Today, Hoekstra believes that readers are “hungry for real local news. Reporters take chances in small community papers,” he wrote.
This writer believes “Beacons in the Darkness” should be required reading in every high-school English class and in all journalism schools in America, including one of the finest—the University of Missouri.
Despite Hoekstra’s fine work outlining survival techniques of successful community newspapers, U.S. newspapers continue to die at a rate of two per week, according to a report by the Northwestern University School of Journalism.
Some 360 newspapers have shut down since the end of 2019, including 24 community weeklies. According to the Northwestern report, an estimated 75,000 journalists worked in newspapers in 2006, and now that’s down to 31,000.
“Beacons in the Darkness,” (289 pages, published in late 2022 by Evanston-based Agate Publishing) is available for purchase at Barnes & Noble, at local independent book stores, and on Amazon, in paperback ($18.99) and Kindle ($9.99).
About Inside Publications
Although the newspaper you are reading is not included in Hoekstra’s book, it could have been. Inside Publications is the last family-owned and operated neighborhood newspaper serving the North Side communities of Chicago.
Inside’s mission statement: “We are your friendly neighborhood newspaper serving Chicago’s better North Side neighborhoods,” noted publisher Ronald Roenigk, who also lists himself as “janitor” on his website.
“Our community papers are offered free to our readers courtesy of our advertisers,” Roenigk said. “We are proud members of many chambers of commerce, neighborhood associations, local professional and social service organizations and we have an open-door policy to all inquiries.”

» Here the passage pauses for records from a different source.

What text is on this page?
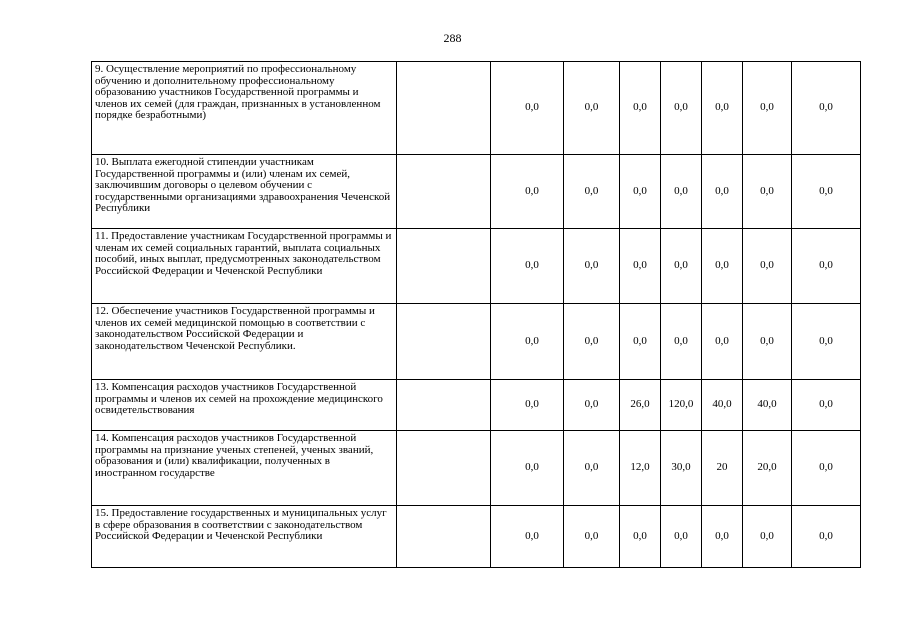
288
9. Осуществление мероприятий по профессиональному обучению и дополнительному профессиональному образованию участников Государственной программы и членов их семей (для граждан, признанных в установленном порядке безработными)		0,0	0,0	0,0	0,0	0,0	0,0	0,0
10. Выплата ежегодной стипендии участникам Государственной программы и (или) членам их семей, заключившим договоры о целевом обучении с государственными организациями здравоохранения Чеченской Республики		0,0	0,0	0,0	0,0	0,0	0,0	0,0
11. Предоставление участникам Государственной программы и членам их семей социальных гарантий, выплата социальных пособий, иных выплат, предусмотренных законодательством Российской Федерации и Чеченской Республики		0,0	0,0	0,0	0,0	0,0	0,0	0,0
12. Обеспечение участников Государственной программы и членов их семей медицинской помощью в соответствии с законодательством Российской Федерации и законодательством Чеченской Республики.		0,0	0,0	0,0	0,0	0,0	0,0	0,0
13. Компенсация расходов участников Государственной программы и членов их семей на прохождение медицинского освидетельствования		0,0	0,0	26,0	120,0	40,0	40,0	0,0
14. Компенсация расходов участников Государственной программы на признание ученых степеней, ученых званий, образования и (или) квалификации, полученных в иностранном государстве		0,0	0,0	12,0	30,0	20	20,0	0,0
15. Предоставление государственных и муниципальных услуг в сфере образования в соответствии с законодательством Российской Федерации и Чеченской Республики		0,0	0,0	0,0	0,0	0,0	0,0	0,0
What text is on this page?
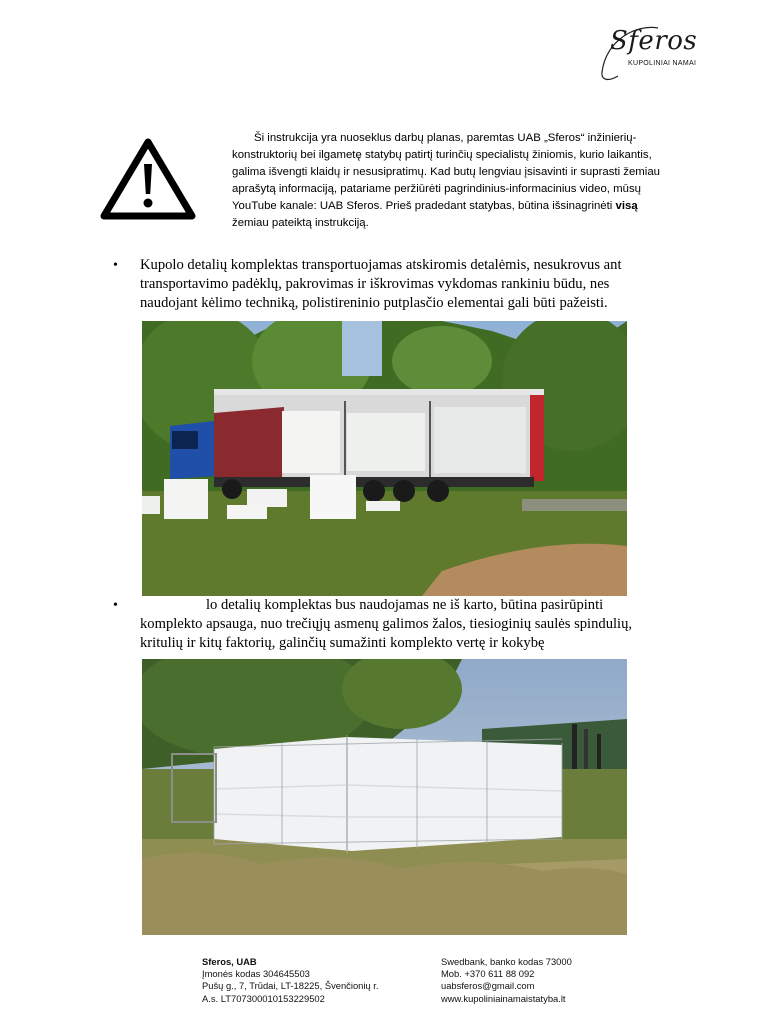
Sferos
KUPOLINIAI NAMAI
Ši instrukcija yra nuoseklus darbų planas, paremtas UAB „Sferos“ inžinierių-konstruktorių bei ilgametę statybų patirtį turinčių specialistų žiniomis, kurio laikantis, galima išvengti klaidų ir nesusipratimų. Kad butų lengviau įsisavinti ir suprasti žemiau aprašytą informaciją, patariame peržiūrėti pagrindinius-informacinius video, mūsų YouTube kanale: UAB Sferos. Prieš pradedant statybas, būtina išsinagrinėti visą žemiau pateiktą instrukciją.
• Kupolo detalių komplektas transportuojamas atskiromis detalėmis, nesukrovus ant transportavimo padėklų, pakrovimas ir iškrovimas vykdomas rankiniu būdu, nes naudojant kėlimo techniką, polistireninio putplasčio elementai gali būti pažeisti.
•	lo detalių komplektas bus naudojamas ne iš karto, būtina pasirūpinti komplekto apsauga, nuo trečiųjų asmenų galimos žalos, tiesioginių saulės spindulių, kritulių ir kitų faktorių, galinčių sumažinti komplekto vertę ir kokybę
Sferos, UAB
Įmonės kodas 304645503
Pušų g., 7, Trūdai, LT-18225, Švenčionių r.
A.s. LT707300010153229502
Swedbank, banko kodas 73000
Mob. +370 611 88 092
uabsferos@gmail.com
www.kupoliniainamaistatyba.lt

Roenigk also is proud of another mission: “To get hard core criminals, who have no fear of police, off the street.” His papers print more than 100 column inches of crime reports each week. “Demand for local news has never been stronger,” he said.

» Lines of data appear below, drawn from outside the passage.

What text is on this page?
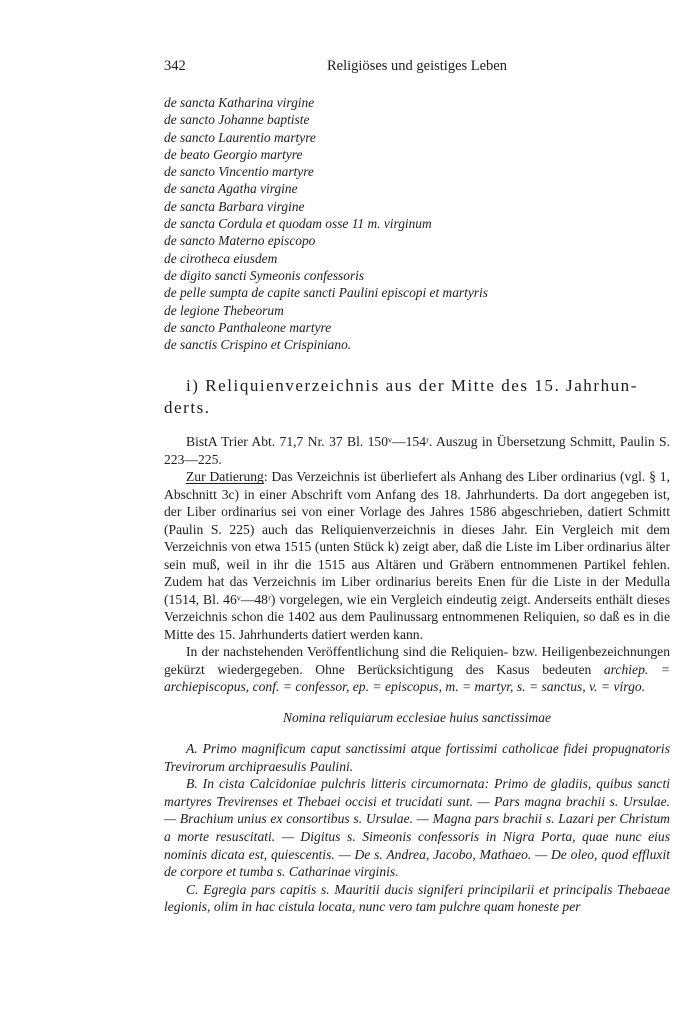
342	Religiöses und geistiges Leben
de sancta Katharina virgine
de sancto Johanne baptiste
de sancto Laurentio martyre
de beato Georgio martyre
de sancto Vincentio martyre
de sancta Agatha virgine
de sancta Barbara virgine
de sancta Cordula et quodam osse 11 m. virginum
de sancto Materno episcopo
de cirotheca eiusdem
de digito sancti Symeonis confessoris
de pelle sumpta de capite sancti Paulini episcopi et martyris
de legione Thebeorum
de sancto Panthaleone martyre
de sanctis Crispino et Crispiniano.
i) Reliquienverzeichnis aus der Mitte des 15. Jahrhun-
derts.

BistA Trier Abt. 71,7 Nr. 37 Bl. 150ᵛ—154ʳ. Auszug in Übersetzung Schmitt, Paulin S. 223—225.

Zur Datierung: Das Verzeichnis ist überliefert als Anhang des Liber ordinarius (vgl. § 1, Abschnitt 3c) in einer Abschrift vom Anfang des 18. Jahrhunderts. Da dort angegeben ist, der Liber ordinarius sei von einer Vorlage des Jahres 1586 abgeschrieben, datiert Schmitt (Paulin S. 225) auch das Reliquienverzeichnis in dieses Jahr. Ein Vergleich mit dem Verzeichnis von etwa 1515 (unten Stück k) zeigt aber, daß die Liste im Liber ordinarius älter sein muß, weil in ihr die 1515 aus Altären und Gräbern entnommenen Partikel fehlen. Zudem hat das Verzeichnis im Liber ordinarius bereits Enen für die Liste in der Medulla (1514, Bl. 46ᵛ—48ʳ) vorgelegen, wie ein Vergleich eindeutig zeigt. Anderseits enthält dieses Verzeichnis schon die 1402 aus dem Paulinussarg entnommenen Reliquien, so daß es in die Mitte des 15. Jahrhunderts datiert werden kann.

In der nachstehenden Veröffentlichung sind die Reliquien- bzw. Heiligenbezeichnungen gekürzt wiedergegeben. Ohne Berücksichtigung des Kasus bedeuten archiep. = archiepiscopus, conf. = confessor, ep. = episcopus, m. = martyr, s. = sanctus, v. = virgo.

Nomina reliquiarum ecclesiae huius sanctissimae

A. Primo magnificum caput sanctissimi atque fortissimi catholicae fidei propugnatoris Trevirorum archipraesulis Paulini.

B. In cista Calcidoniae pulchris litteris circumornata: Primo de gladiis, quibus sancti martyres Trevirenses et Thebaei occisi et trucidati sunt. — Pars magna brachii s. Ursulae. — Brachium unius ex consortibus s. Ursulae. — Magna pars brachii s. Lazari per Christum a morte resuscitati. — Digitus s. Simeonis confessoris in Nigra Porta, quae nunc eius nominis dicata est, quiescentis. — De s. Andrea, Jacobo, Mathaeo. — De oleo, quod effluxit de corpore et tumba s. Catharinae virginis.

C. Egregia pars capitis s. Mauritii ducis signiferi principilarii et principalis Thebaeae legionis, olim in hac cistula locata, nunc vero tam pulchre quam honeste per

The history of Inside Publications in Chicago goes back over a century. The Booster, Skyline and News-Star newspapers were founded in January of 1904 as part of the Lerner chain of community newspapers serving Chicago’s Near North, North and Northwest Sides.

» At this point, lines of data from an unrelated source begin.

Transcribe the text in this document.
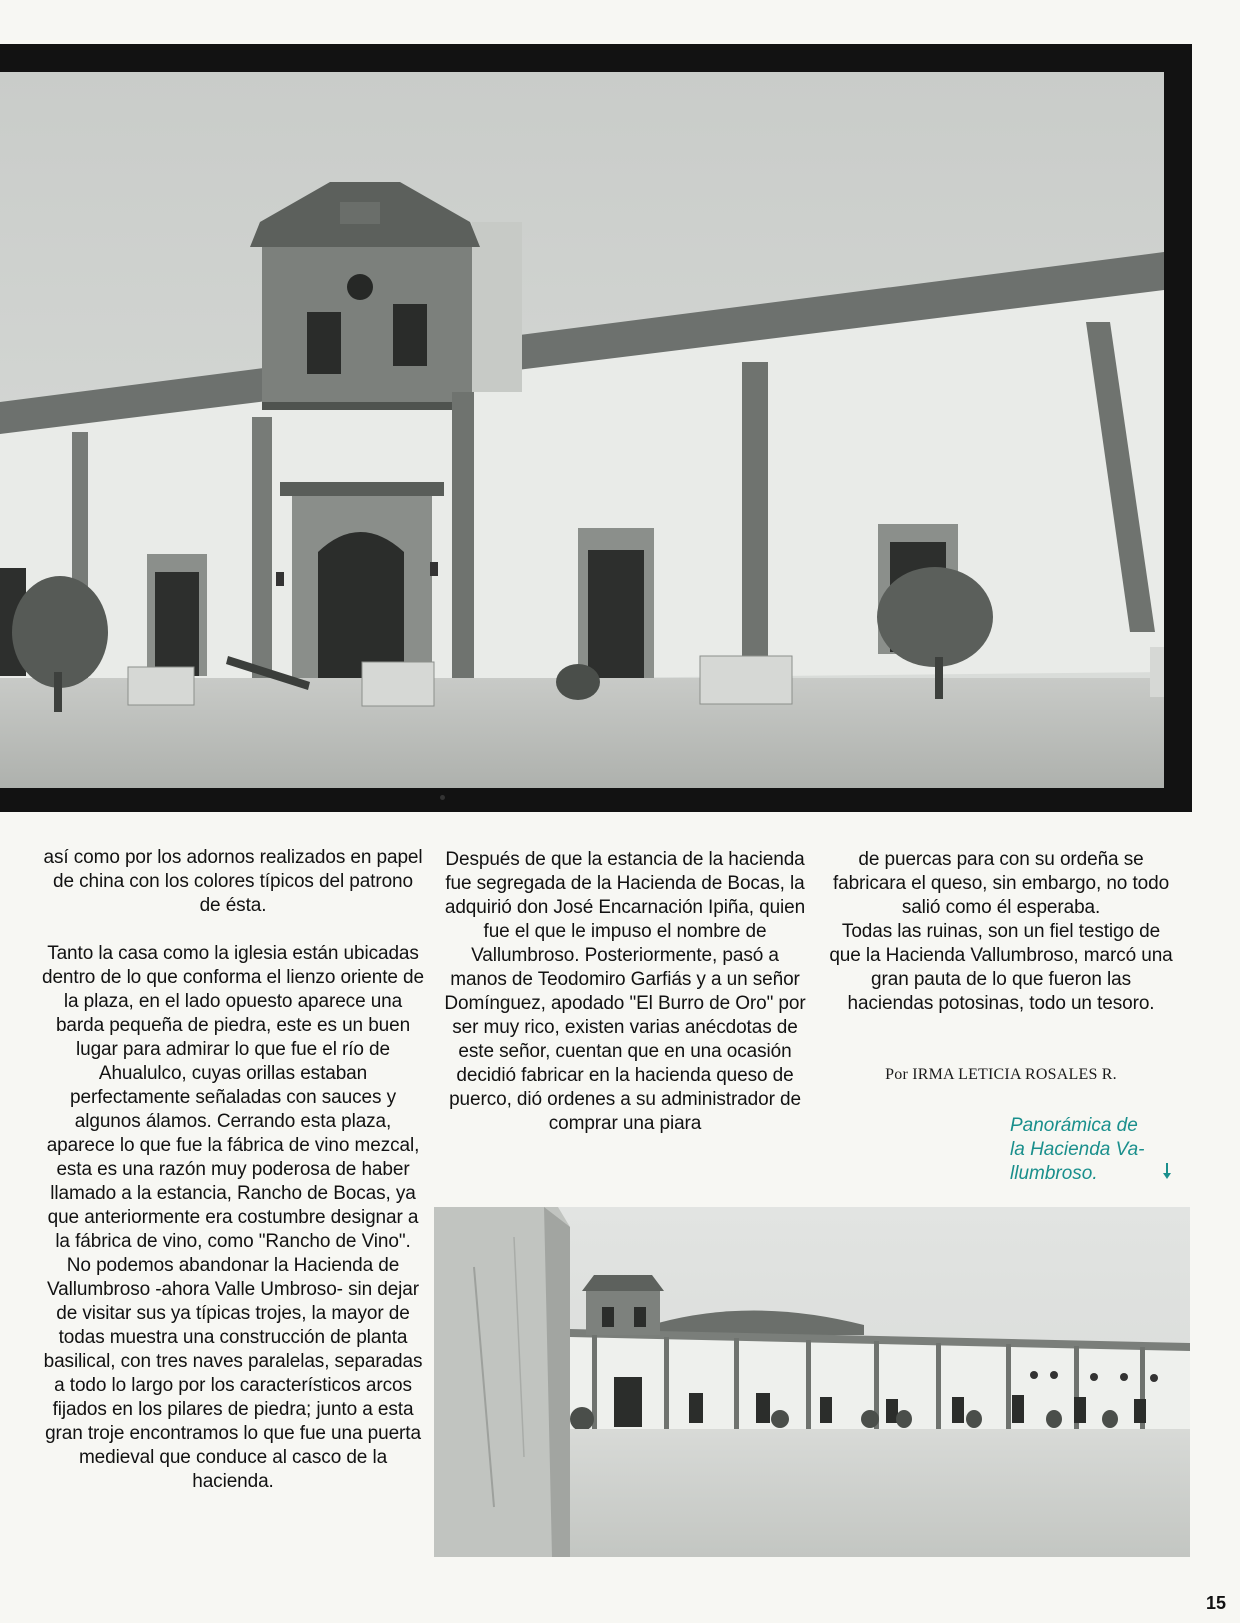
así como por los adornos realizados en papel de china con los colores típicos del patrono de ésta.

Tanto la casa como la iglesia están ubicadas dentro de lo que conforma el lienzo oriente de la plaza, en el lado opuesto aparece una barda pequeña de piedra, este es un buen lugar para admirar lo que fue el río de Ahualulco, cuyas orillas estaban perfectamente señaladas con sauces y algunos álamos. Cerrando esta plaza, aparece lo que fue la fábrica de vino mezcal, esta es una razón muy poderosa de haber llamado a la estancia, Rancho de Bocas, ya que anteriormente era costumbre designar a la fábrica de vino, como "Rancho de Vino".

No podemos abandonar la Hacienda de Vallumbroso -ahora Valle Umbroso- sin dejar de visitar sus ya típicas trojes, la mayor de todas muestra una construcción de planta basilical, con tres naves paralelas, separadas a todo lo largo por los característicos arcos fijados en los pilares de piedra; junto a esta gran troje encontramos lo que fue una puerta medieval que conduce al casco de la hacienda.

Después de que la estancia de la hacienda fue segregada de la Hacienda de Bocas, la adquirió don José Encarnación Ipiña, quien fue el que le impuso el nombre de Vallumbroso. Posteriormente, pasó a manos de Teodomiro Garfiás y a un señor Domínguez, apodado "El Burro de Oro" por ser muy rico, existen varias anécdotas de este señor, cuentan que en una ocasión decidió fabricar en la hacienda queso de puerco, dió ordenes a su administrador de comprar una piara

de puercas para con su ordeña se fabricara el queso, sin embargo, no todo salió como él esperaba.

Todas las ruinas, son un fiel testigo de que la Hacienda Vallumbroso, marcó una gran pauta de lo que fueron las haciendas potosinas, todo un tesoro.

Por IRMA LETICIA ROSALES R.
Panorámica de
la Hacienda Va-
llumbroso.
15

In 2009 those papers were purchased [Skyline in 2012] by publisher Roenigk who merged them with his own community newspapers. Each edition is devoted to news, events and the promotion of better business throughout the paper’s territory.
“As a free newspaper, our sole source of income are the businesses who buy advertising,” he said. “Our 108 years in business speaks to our success in delivering the product into these market areas, and serving as a vehicle for our advertisers’ messages.”